The Pulitzer Prize-winning novel “To Kill a Mockingbird” is one of the most iconic and widely read stories in the United States. When Burr attorneys Bill Wasden and Mike Strasavich were given the opportunity to serve as local counsel in Mobile, AL in a case about the copyrights for the film adaptation, they were honored to be involved.

A year after the publication of the novel, in 1961, author Harper Lee contracted with film producers Robert Mulligan and Alan J. Pakula for certain production rights to “To Kill a Mockingbird.” The film was released in 1962, with Mulligan directing and Pakula producing, and Gregory Peck starring as Atticus Finch. It won three Academy Awards. 

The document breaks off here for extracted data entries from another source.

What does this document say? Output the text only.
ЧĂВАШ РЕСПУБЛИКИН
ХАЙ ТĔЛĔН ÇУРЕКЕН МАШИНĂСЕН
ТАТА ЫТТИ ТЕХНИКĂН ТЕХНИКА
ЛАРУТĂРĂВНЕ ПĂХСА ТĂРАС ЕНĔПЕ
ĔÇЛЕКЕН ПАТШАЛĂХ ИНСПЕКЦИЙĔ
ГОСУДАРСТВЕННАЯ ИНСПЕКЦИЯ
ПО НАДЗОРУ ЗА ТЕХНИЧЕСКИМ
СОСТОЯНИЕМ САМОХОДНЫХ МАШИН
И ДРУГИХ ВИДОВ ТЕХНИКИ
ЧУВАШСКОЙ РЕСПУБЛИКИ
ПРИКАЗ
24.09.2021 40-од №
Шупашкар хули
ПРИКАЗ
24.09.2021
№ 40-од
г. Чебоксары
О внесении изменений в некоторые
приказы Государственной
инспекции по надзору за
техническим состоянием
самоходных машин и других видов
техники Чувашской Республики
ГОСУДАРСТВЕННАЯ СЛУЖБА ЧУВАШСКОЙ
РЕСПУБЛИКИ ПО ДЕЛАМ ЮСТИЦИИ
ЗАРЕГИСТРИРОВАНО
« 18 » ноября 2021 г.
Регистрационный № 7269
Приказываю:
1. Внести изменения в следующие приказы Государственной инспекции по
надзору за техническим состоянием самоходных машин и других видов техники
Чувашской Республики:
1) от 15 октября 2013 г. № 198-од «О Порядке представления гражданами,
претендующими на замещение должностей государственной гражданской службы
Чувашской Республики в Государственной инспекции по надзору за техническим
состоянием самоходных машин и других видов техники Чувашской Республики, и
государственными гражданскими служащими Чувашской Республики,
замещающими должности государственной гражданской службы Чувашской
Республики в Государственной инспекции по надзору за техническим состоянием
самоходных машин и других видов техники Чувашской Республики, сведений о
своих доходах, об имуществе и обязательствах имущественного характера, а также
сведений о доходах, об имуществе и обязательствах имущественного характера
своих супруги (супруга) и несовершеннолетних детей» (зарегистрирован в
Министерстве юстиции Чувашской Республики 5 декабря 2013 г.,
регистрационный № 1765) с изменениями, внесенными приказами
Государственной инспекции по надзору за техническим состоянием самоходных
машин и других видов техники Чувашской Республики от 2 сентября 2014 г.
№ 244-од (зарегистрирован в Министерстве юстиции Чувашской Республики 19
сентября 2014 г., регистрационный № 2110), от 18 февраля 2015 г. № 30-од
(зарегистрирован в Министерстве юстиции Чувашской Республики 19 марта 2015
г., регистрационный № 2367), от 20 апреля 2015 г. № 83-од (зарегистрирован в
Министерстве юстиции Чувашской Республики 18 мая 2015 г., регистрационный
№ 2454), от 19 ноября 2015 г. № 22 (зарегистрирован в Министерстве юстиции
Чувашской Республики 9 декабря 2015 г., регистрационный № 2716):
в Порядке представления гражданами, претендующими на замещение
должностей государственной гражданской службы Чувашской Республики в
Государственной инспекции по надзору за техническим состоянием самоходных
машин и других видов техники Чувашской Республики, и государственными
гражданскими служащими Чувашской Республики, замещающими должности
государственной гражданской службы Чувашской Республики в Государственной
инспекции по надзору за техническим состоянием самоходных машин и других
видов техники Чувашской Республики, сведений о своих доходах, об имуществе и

Author Harper Lee then sought to terminate the agreement in 2008 and instead institute an agreement granting only certain rights. She again sought to terminate the 1961 agreement in 2015 after publishing the sequel “Go Set a Watchman,” which included some of the same characters and themes as “To Kill a Mockingbird.”

After Lee passed away in 2016, her estate took over as her representative in the dispute over the movie rights.

In February 2022, a resolution to the dispute moved forward with an arbitration award saying the descendants of Mulligan, Pakula, and Peck have film copyrights to the novel and its sequel, while the author's representatives retain the rights to the printed version of the book, including audiobooks, e-books and play adaptations.

In August 2022, the U.S. District Court for the Southern District of Alabama issued an order upholding the arbitration award. Under the order and judgment, the heirs' film copyrights include rights to the novel's narrative, dialogue, and characters as well as the right to age the characters in any sequel or derivative work.

Burr’s Bill Wasden and Mike Strasavich served as local counsel in Mobile and, along with Los Angeles co-counsel Mark S. Lee, of Rimon, P.C., represented the heirs of Mulligan, Pakula, and Peck, as well as their successor business entities.

The case is Atticus Corporation et al. v. Tonja B. Carter, as Personal Representative of the Estate of Nelle Harper Lee et al., case number 1:22-cv-00059, in the U.S. District Court for the Southern District of Alabama.